A homeless woman outside of Walmart winked at me this morning, long story short, it’s going to be an August wedding.
If you have teenagers, the perfect spot to hide your alcohol is wherever you keep your cleaning supplies.
DATING COACH: So you tried flirting?
ME: Sure, I gave her ‘the look’
DATING COACH: Show me
*I bite my lip seductively*
DATING COACH: Have you considered biting the bottom lip?
I’ve opened a gym called Resolutions. It has exercise equipment for the first 2 weeks of each year, then becomes a bar for the remaining 50.
My kids will insist on wearing the same grungy PJs for 6 days in a row, but they’ll put a t-shirt in the dirty hamper just because it fell off the hanger
My 2 year old woke up.
5 minutes of “Mommy!”
5 minutes of “Mommy?”
Said “Daddy?” one time & my wife said, “You should go check on her”.
I’ve only been eating 6 spiders instead of 8 every year so I’ll have plenty for retirement.

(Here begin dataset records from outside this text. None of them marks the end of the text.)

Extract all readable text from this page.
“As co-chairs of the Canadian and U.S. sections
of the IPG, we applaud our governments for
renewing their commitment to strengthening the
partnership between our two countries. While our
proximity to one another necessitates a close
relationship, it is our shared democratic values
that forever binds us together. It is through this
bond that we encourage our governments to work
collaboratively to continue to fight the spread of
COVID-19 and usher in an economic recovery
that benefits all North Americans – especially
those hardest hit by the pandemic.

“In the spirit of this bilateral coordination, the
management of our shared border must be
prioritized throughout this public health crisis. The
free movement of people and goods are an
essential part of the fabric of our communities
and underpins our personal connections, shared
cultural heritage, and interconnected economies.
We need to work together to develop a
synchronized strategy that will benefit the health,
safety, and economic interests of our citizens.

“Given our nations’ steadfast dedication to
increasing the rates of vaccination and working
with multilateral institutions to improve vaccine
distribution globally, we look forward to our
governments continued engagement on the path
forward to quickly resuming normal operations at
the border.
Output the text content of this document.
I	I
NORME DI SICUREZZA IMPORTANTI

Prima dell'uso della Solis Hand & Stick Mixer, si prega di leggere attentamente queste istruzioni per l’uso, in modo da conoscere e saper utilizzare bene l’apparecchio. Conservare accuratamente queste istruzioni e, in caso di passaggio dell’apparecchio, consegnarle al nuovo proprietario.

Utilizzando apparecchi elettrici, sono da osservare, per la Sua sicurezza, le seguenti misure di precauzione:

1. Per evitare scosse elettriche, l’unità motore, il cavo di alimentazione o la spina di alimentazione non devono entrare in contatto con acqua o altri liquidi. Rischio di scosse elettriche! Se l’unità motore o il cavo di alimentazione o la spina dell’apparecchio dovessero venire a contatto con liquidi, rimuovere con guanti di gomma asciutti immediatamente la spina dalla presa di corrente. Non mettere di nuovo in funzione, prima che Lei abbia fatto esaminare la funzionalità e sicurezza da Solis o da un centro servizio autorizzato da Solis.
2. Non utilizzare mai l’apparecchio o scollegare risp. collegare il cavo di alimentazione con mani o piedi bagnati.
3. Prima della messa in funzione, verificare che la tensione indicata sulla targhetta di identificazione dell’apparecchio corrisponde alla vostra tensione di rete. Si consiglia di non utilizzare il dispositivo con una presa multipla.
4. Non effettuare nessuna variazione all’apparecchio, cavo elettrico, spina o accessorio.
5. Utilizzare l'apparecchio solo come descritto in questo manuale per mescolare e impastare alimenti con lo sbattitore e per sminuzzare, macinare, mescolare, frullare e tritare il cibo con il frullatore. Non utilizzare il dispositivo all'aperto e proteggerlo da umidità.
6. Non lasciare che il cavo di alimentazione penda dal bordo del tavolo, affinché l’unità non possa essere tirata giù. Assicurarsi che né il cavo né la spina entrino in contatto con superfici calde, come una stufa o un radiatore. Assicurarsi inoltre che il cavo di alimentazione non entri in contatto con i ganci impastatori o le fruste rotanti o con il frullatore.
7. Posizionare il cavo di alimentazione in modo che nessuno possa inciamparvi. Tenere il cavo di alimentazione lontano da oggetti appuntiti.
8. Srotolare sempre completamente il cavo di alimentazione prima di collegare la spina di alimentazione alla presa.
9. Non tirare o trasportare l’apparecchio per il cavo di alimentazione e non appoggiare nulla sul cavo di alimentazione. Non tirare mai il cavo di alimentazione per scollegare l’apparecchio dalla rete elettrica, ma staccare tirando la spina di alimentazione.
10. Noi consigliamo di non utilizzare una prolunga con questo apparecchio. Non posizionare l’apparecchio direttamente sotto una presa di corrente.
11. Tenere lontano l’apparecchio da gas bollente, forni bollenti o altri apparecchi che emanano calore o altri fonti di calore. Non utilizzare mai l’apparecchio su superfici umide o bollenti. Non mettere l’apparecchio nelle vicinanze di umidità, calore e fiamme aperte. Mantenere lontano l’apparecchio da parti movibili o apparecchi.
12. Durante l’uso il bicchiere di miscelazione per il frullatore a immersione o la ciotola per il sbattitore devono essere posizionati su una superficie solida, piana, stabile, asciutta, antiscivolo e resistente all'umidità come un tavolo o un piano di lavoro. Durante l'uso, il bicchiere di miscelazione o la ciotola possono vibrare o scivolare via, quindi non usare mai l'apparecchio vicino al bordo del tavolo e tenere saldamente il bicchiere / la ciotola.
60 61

I came to this town with only 8 dollars in my pocket and I turned myself into a success. If it weren’t for the access to another $940K I had in the bank, it might have been damn near impossible.
Drove a wedge of suspicion today between the fast food employee at the first window and the one at the second.
😩😩😩
I’m a lady and a single parent. If I ever make a joke about having a big load, I guarantee it’s about laundry.
[chess tournament]
RIVAL: [plays move]
ME: [knocks board aside. punches rival in face] Chess!
COMMENTATOR: He’s won every round this way
Dance like no one’s watching & cook like someone else is cleaning up that shit.
My next tattoo will be “helvetica” written in Arial. When a woman corrects me on it, I will marry her
Some ppl like I TRUST ONLY YOU WITH MY SECRET DONT TELL ANYBODY and then go tell it to 10 ppl
Her skin was like porcelain. Toiletface, they called her.
When I go to the movies alone, I take a clipboard so everyone thinks I’m a professional movie reviewer and not an awkward friendless loner.
Sure you call it a college fund for your kid, yet deep in your heart you know it’s bond money.